Saturday, February 4, 2012

The importance of thinking the right thing

I've been fiddeling with type inference again -- this time I've actually got much further than before. This time, the algorithm can infer types of (tiny) Python programs of relatively dynamic nature. Here's an example:

def f():
    global GLOBAL
    if GLOBAL:
        return 10
    return "ten"

def g():
    global GLOBAL
    GLOBAL = True
    return f()

def h()
    global GLOBAL
    GLOBAL = False
    return f()

The inference algorithm successfully infers that the return type of g is int and str for h. I will save the detail of how the algorithm works until I've developed it a bit further. (I'm currently implementing support for loops, which is where some interesting problems hide). Instead, I will write about a simple thing that made it possible for me to get it working.

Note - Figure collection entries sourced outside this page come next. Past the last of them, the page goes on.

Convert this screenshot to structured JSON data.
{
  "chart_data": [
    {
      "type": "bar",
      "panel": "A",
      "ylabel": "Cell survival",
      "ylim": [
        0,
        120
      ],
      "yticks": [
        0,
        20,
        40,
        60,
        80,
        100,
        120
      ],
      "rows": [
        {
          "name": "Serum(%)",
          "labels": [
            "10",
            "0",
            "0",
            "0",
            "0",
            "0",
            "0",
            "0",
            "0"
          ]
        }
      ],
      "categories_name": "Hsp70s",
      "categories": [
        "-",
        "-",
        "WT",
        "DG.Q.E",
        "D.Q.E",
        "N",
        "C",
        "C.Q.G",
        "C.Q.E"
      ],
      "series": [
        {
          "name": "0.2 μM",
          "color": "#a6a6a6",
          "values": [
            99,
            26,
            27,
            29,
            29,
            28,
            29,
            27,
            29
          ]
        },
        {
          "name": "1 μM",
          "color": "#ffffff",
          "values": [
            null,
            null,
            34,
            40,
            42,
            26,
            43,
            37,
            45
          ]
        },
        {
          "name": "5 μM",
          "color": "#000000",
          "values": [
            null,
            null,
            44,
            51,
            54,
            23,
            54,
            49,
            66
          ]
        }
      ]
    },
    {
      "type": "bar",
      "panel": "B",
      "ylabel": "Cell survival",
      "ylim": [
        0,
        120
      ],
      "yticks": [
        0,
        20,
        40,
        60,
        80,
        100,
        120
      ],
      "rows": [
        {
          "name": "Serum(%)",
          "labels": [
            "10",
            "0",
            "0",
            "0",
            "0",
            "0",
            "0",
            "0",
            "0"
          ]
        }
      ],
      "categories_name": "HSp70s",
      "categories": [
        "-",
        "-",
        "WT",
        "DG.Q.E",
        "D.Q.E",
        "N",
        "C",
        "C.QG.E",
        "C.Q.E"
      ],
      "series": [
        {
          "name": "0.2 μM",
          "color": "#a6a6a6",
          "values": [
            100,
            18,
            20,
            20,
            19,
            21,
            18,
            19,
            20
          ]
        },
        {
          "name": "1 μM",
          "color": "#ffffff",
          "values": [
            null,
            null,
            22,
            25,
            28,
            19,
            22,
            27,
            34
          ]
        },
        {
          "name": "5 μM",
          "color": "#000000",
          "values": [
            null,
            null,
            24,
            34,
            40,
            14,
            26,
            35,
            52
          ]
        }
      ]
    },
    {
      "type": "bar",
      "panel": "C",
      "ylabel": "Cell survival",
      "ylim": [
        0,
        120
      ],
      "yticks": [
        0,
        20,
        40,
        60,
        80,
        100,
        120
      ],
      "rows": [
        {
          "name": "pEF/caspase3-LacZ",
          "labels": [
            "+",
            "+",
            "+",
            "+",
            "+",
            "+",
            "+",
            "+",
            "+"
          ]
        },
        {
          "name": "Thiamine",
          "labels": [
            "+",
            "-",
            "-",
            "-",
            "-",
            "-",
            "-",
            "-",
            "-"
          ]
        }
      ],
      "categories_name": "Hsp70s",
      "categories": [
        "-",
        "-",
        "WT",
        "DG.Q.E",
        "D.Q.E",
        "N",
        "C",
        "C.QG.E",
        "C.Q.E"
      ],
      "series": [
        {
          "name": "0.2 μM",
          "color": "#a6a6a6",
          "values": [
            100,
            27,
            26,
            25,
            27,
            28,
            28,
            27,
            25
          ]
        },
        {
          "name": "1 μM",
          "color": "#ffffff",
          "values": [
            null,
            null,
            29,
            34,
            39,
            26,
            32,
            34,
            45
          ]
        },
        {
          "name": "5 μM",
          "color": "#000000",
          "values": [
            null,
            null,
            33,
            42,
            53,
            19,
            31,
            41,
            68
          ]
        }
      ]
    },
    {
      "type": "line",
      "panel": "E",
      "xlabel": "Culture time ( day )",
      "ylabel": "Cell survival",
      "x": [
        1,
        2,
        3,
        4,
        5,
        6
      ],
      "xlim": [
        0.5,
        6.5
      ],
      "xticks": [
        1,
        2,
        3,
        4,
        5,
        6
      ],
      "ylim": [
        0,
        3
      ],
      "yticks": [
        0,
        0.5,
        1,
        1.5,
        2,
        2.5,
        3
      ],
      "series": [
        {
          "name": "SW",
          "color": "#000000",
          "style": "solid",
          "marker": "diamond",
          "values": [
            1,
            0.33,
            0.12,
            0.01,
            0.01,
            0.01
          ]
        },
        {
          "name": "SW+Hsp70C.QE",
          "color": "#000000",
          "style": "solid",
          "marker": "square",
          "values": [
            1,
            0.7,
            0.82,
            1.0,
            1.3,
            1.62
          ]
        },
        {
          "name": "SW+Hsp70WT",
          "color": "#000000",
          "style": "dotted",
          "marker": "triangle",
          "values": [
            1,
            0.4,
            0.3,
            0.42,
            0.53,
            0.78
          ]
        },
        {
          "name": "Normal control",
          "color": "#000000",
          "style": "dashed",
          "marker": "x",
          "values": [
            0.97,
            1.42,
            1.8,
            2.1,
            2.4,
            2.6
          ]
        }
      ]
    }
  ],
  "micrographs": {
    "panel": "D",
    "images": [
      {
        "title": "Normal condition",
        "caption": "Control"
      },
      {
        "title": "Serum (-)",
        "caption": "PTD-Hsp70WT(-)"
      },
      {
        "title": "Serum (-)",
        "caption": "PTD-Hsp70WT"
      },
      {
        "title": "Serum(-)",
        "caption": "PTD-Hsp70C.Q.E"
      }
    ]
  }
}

Drum roll, please. Ok, are you ready for it? Here goes: I finally understood what the heck I was trying to implement.

Pretty obvoius, eh? Read on.

The words type inference, type system, etc, have tricked my mind before into believing that that inferering types is the purpose of the algorithm. This is wrong -- or at least it makes it harder for my brain to understand what's going on.

Instead I started to think what are the possible values that variable x can have at this point in the program, and suddenly a lot of problems disappeared. The reason for this has nothing to do with implementing the latter or the former -- it is simply easier for me, as a human with limited brain capacity, to only have to think about one domain

What do I mean with domain? Well, in the former case, the algorithm is said to infer the type of a variable. In the second case, the same thing is expressed as all possible values. Now of course all possible values is exactly what type means. However, when implementing a type inference algorithm for, say Python, Python has is't own definition of the word type -- and it is does not agree at all the algorithm's definition. Thus, when implementing the algorithm, I constantly needed to jump between the algorithm domain and the python domain. The end result is no working algorithm and me being very confused.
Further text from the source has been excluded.